David Feige

       All I want to do is sleep. The office paged me just before 8:00 this morning, with three recently docketed cases. I am never my best in the morning, and so I barely managed to make it upright to take down the information on the new clients. Getting up too early tends to put a damper on my day, and by the time I made it back to the office 10 hours later, all I wanted to do was curl up and take a nap.
       Instead, I bail out of the honorary event I was supposed to go to–I was supposed to receive a certificate of appreciation for teaching a direct- and cross-examination seminar–and stop by a bar to offer my congratulations to a friend at Legal Aid who got an acquittal. It is nice to drink with other criminal-defense lawyers. It is one of the few places where the righteousness of the work goes unquestioned.
       Ever since I decided to do this kind of public-sector criminal-defense work, I have come up against a steady stream of skeptics. At first nobody believed I would actually do the work (during my first year of law school, a Maserati-driving dentist assured me I’d sell out). Later nobody understood why I’d do it. A partner at a friend’s law firm still tells me to call him when I am ready for a real job. At nearly every cocktail party I’ve been to in the past eight years someone has asked me how I can represent those guilty people. Sometimes it is honest curiosity; other times, a challenge. Encounters like this can still send me into a rhetorical frenzy or set me off on a combative diatribe–and they happen all the time. After a while it gets tiresome having to explain your core values to complete strangers. Besides, the answers are simple. I believe in what I do. I believe in the system I work in. I believe that in our system of justice, guilt is a matter of proof–and properly so.

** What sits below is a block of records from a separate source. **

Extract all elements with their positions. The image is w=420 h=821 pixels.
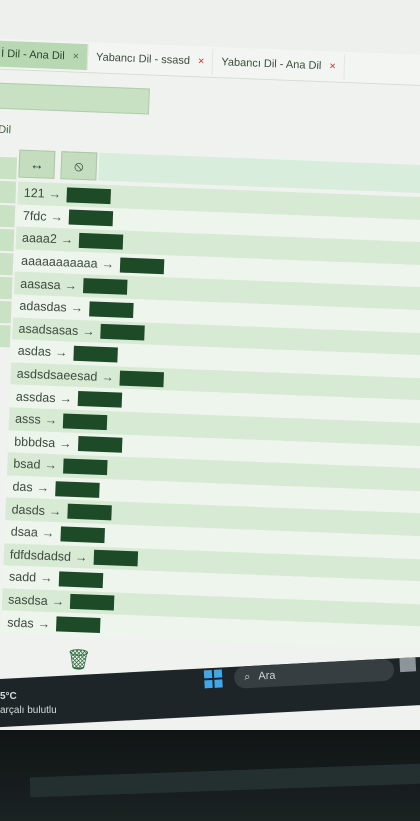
- redacted-translation: [100, 324, 146, 341]
- word-text: dsaa: [10, 524, 39, 540]
- redacted-translation: [60, 526, 105, 543]
- redacted-translation: [66, 187, 112, 204]
- word-text: asdsdsaeesad: [16, 366, 98, 384]
- left-cell: [0, 227, 15, 252]
- word-text: aaaaaaaaaaa: [20, 253, 98, 271]
- redacted-translation: [82, 278, 128, 295]
- block-icon: ⦸: [73, 157, 84, 174]
- redacted-translation: [67, 503, 112, 521]
- left-cell: [0, 203, 16, 228]
- weather-widget[interactable]: 5°C arçalı bulutlu: [0, 690, 57, 718]
- swap-icon: ↔: [29, 155, 45, 173]
- weather-condition: arçalı bulutlu: [0, 705, 57, 716]
- redacted-translation: [119, 370, 165, 387]
- redacted-translation: [77, 391, 123, 408]
- tab-label: İ Dil - Ana Dil: [0, 47, 65, 63]
- app-window: İ Dil - Ana Dil × Yabancı Dil - ssasd × …: [0, 0, 420, 756]
- word-text: asss: [14, 411, 42, 427]
- word-text: 121: [23, 186, 45, 201]
- left-cell: [0, 251, 14, 276]
- close-icon[interactable]: ×: [329, 60, 336, 72]
- arrow-icon: →: [36, 480, 50, 495]
- word-text: bsad: [13, 456, 41, 473]
- redacted-translation: [119, 257, 165, 274]
- arrow-icon: →: [101, 256, 115, 272]
- close-icon[interactable]: ×: [72, 51, 79, 63]
- redacted-translation: [73, 345, 118, 363]
- left-cell: [0, 275, 13, 300]
- redacted-translation: [58, 571, 103, 588]
- left-cell: [0, 155, 18, 180]
- arrow-icon: →: [44, 412, 58, 428]
- arrow-icon: →: [82, 323, 96, 339]
- arrow-icon: →: [70, 300, 84, 316]
- arrow-icon: →: [58, 436, 72, 451]
- tab-ssasd[interactable]: Yabancı Dil - ssasd ×: [87, 44, 214, 75]
- word-text: asdas: [17, 344, 52, 360]
- weather-temp: 5°C: [0, 691, 17, 702]
- word-text: bbbdsa: [13, 434, 56, 450]
- tab-label: Yabancı Dil - Ana Dil: [221, 56, 322, 73]
- redacted-translation: [69, 594, 115, 612]
- redacted-translation: [78, 232, 124, 250]
- word-list: 121 → 7fdc → aaaa2 → aaaaaaaaaaa → aasasa → adasda…: [0, 181, 420, 650]
- arrow-icon: →: [51, 594, 65, 609]
- word-text: sasdsa: [7, 592, 49, 608]
- search-icon: ⌕: [243, 670, 251, 683]
- word-text: aasasa: [20, 276, 61, 292]
- left-cell: [0, 179, 17, 204]
- swap-button[interactable]: ↔: [18, 149, 56, 179]
- left-cell: [0, 323, 11, 348]
- bezel-edge: [29, 762, 420, 798]
- arrow-icon: →: [60, 232, 74, 248]
- section-label: Dil: [0, 123, 12, 137]
- arrow-icon: →: [48, 503, 62, 519]
- arrow-icon: →: [41, 525, 55, 541]
- left-cell: [0, 299, 12, 324]
- arrow-icon: →: [64, 278, 78, 293]
- word-text: dasds: [11, 502, 46, 518]
- windows-start-icon[interactable]: [203, 669, 223, 689]
- close-icon[interactable]: ×: [198, 55, 205, 67]
- tab-ana-dil[interactable]: İ Dil - Ana Dil ×: [0, 39, 89, 71]
- word-text: aaaa2: [21, 231, 58, 247]
- redacted-translation: [55, 616, 101, 634]
- tray-icon[interactable]: [399, 657, 417, 673]
- arrow-icon: →: [74, 549, 88, 565]
- block-button[interactable]: ⦸: [60, 151, 98, 181]
- redacted-translation: [62, 413, 108, 430]
- redacted-translation: [68, 209, 114, 227]
- toolbar: ↔ ⦸: [18, 149, 98, 181]
- redacted-translation: [88, 301, 134, 318]
- arrow-icon: →: [39, 571, 53, 586]
- monitor-bezel: [0, 730, 420, 821]
- redacted-translation: [93, 550, 138, 567]
- tab-label: Yabancı Dil - ssasd: [95, 51, 191, 68]
- arrow-icon: →: [101, 369, 115, 385]
- search-label: Ara: [258, 669, 276, 683]
- word-text: asadsasas: [18, 321, 79, 338]
- arrow-icon: →: [37, 616, 51, 631]
- word-text: das: [12, 479, 33, 495]
- word-text: adasdas: [19, 298, 67, 315]
- tab-yabanci-ana[interactable]: Yabancı Dil - Ana Dil ×: [212, 48, 346, 80]
- word-text: 7fdc: [22, 208, 47, 224]
- redacted-translation: [77, 436, 122, 454]
- arrow-icon: →: [54, 345, 68, 361]
- word-text: sadd: [8, 569, 37, 585]
- trash-icon[interactable]: 🗑: [65, 647, 91, 673]
- arrow-icon: →: [50, 209, 64, 225]
- word-text: assdas: [15, 389, 56, 405]
- arrow-icon: →: [59, 390, 73, 406]
- arrow-icon: →: [44, 458, 58, 473]
- redacted-translation: [54, 480, 100, 498]
- word-input[interactable]: [0, 81, 150, 115]
- word-text: fdfdsdadsd: [9, 547, 72, 564]
- word-text: sdas: [7, 615, 34, 631]
- arrow-icon: →: [48, 187, 62, 202]
- redacted-translation: [62, 458, 108, 476]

       I am the last stop for most of the people I represent. They come to me, their liberty about to be taken away from them, after they have failed or been failed by the other support systems built into our society. My colleagues and I stand between them and prison. We are their last bulwark against the tremendous power of the state. We fight to get people out of jail and ensure that they don’t go back in; we fight unjust search warrants and all the ways the government gets into your home and your phones and your life. Everything we do is about preserving individuals’ liberty, whether they’re guilty or not. As it happens, they are not guilty much more often than you would think. But that’s not the point. The point is that the people we defend are people who would otherwise be condemned as a result of their status as poor, minority defendants. These are the people who are the most marginalized and easiest to overlook. I am proud to be their voice. I would stand in no other place.
       The client of the people I came to congratulate was charged with selling $60 worth of crack cocaine. Six times, their client refused a plea bargain in which he was promised probation. On the face of it, this was a crazy thing to do, since if he went to trial and lost, the judge would be required by law to sentence him to a minimum of 1 to 3 years and a maximum of 8 1/3 to 25 years in prison. (This is how mandatory drug sentencing laws frequently coerce innocent people into pleading guilty.) But the defendant, who had never been arrested before in his life, was adamant about his innocence. Although before the trial he’d been out on bail and made every court appearance, the judge who tried the case revoked his bail and put him in jail for the duration of the trial–just to make sure he showed up. The jury found him not guilty, and he was released from jail this afternoon, free and exonerated.